Physiotherapie bei Schulterschmerzen
Die Behandlung richtet sich nach der Ursache und der Phase der Erkrankung:
- Akutphase: Schmerzlinderung durch Elektrotherapie, Taping und entlastende Lagerung
- Mobilisationsphase: Gelenkmobilisation, Weichteilbehandlung der Schulterblattmuskulatur, Kapseldehnungen
- Kräftigungsphase: Gezielter Aufbau der Rotatorenmanschette und der Schulterblatt-Stabilisatoren durch Krankengymnastik
- Funktionsphase: Rückkehr zu Alltagsbelastungen, Sport und Beruf
Ein Schlüsselelement ist das Training der Schulterblatt-Stabilisatoren (Skapula-Setting). Viele Schulterpatienten haben eine Dysbalance: Die obere Schultermuskulatur ist verspannt, die seitlichen und unteren Stabilisatoren zu schwach. Dieses Ungleichgewicht zu korrigieren, ist oft der entscheidende Therapieerfolg.
3 Übungen bei Schulterschmerzen
1. Außenrotation mit Theraband
Stellen Sie sich aufrecht hin. Halten Sie ein Theraband mit beiden Händen vor dem Bauch, Ellenbogen 90 Grad gebeugt und eng am Körper. Drehen Sie die Unterarme nach außen gegen den Widerstand des Bandes, ohne die Ellenbogen vom Körper zu lösen. Langsam zurückführen. 15 Wiederholungen, 3 Sätze. Diese Übung kräftigt die Außenrotatoren der Rotatorenmanschette — genau die Muskeln, die beim Impingement entscheidend sind.
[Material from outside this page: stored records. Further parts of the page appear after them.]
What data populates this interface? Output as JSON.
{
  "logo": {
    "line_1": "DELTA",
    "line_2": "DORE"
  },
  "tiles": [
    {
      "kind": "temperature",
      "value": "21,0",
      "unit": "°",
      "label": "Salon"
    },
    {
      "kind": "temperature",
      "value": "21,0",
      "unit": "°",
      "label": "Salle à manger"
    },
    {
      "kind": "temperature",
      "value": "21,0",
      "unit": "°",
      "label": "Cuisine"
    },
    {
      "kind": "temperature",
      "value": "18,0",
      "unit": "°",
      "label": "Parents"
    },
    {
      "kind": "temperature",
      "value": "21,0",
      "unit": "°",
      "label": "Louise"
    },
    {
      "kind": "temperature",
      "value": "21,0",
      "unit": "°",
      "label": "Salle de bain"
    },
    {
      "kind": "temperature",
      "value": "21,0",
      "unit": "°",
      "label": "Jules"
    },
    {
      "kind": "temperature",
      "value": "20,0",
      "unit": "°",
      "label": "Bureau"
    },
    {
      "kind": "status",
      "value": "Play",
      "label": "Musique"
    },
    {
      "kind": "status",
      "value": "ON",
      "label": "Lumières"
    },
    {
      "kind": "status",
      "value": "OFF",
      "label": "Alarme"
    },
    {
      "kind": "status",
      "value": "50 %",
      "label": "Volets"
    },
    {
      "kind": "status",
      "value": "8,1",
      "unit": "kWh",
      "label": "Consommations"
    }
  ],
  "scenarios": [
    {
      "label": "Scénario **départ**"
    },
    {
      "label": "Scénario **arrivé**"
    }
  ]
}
2. Scaption (Armheben in der Skapula-Ebene)
Stehen Sie aufrecht, Arme seitlich am Körper. Heben Sie den betroffenen Arm in einem 30-Grad-Winkel vor der reinen Seitlinie an (in der sogenannten Skapula-Ebene) — der Daumen zeigt dabei nach oben. Heben Sie den Arm bis Schulterhöhe, halten Sie kurz und senken Sie langsam ab. 12 Wiederholungen, 3 Sätze. Diese Ebene ist die natürlichste Bewegungsrichtung der Schulter und erzeugt den geringsten Engpass im Subakromialraum.
3. Wandgleiten (Wall Slides)
Stellen Sie sich mit dem Rücken an eine Wand. Kopf, oberer Rücken und Gesäß berühren die Wand. Legen Sie die Unterarme flach an die Wand (wie bei einer Torwart-Haltung). Gleiten Sie mit den Armen langsam nach oben, so weit wie möglich, während Unterarme und Handrücken Wandkontakt halten. Dann langsam zurück. 10 Wiederholungen, 3 Sätze. Diese Übung aktiviert die unteren Schulterblatt-Stabilisatoren und verbessert die Bewegungskoordination — ideal bei Impingement und Haltungsproblemen.
Wie lange dauert die Heilung?
Die Dauer hängt von der Ursache ab. Ein einfaches Impingement bessert sich oft innerhalb von 6 bis 12 Wochen konsequenter Therapie. Rotatorenmanschettenprobleme brauchen typischerweise 3 bis 6 Monate. Die Kalkschulter hat ihren eigenen Zeitplan und löst sich in vielen Fällen innerhalb von 12 bis 18 Monaten selbst auf. Entscheidend ist: Geduld und konsequentes Training zahlen sich aus — die meisten Schulterpatienten werden ohne Operation schmerzfrei.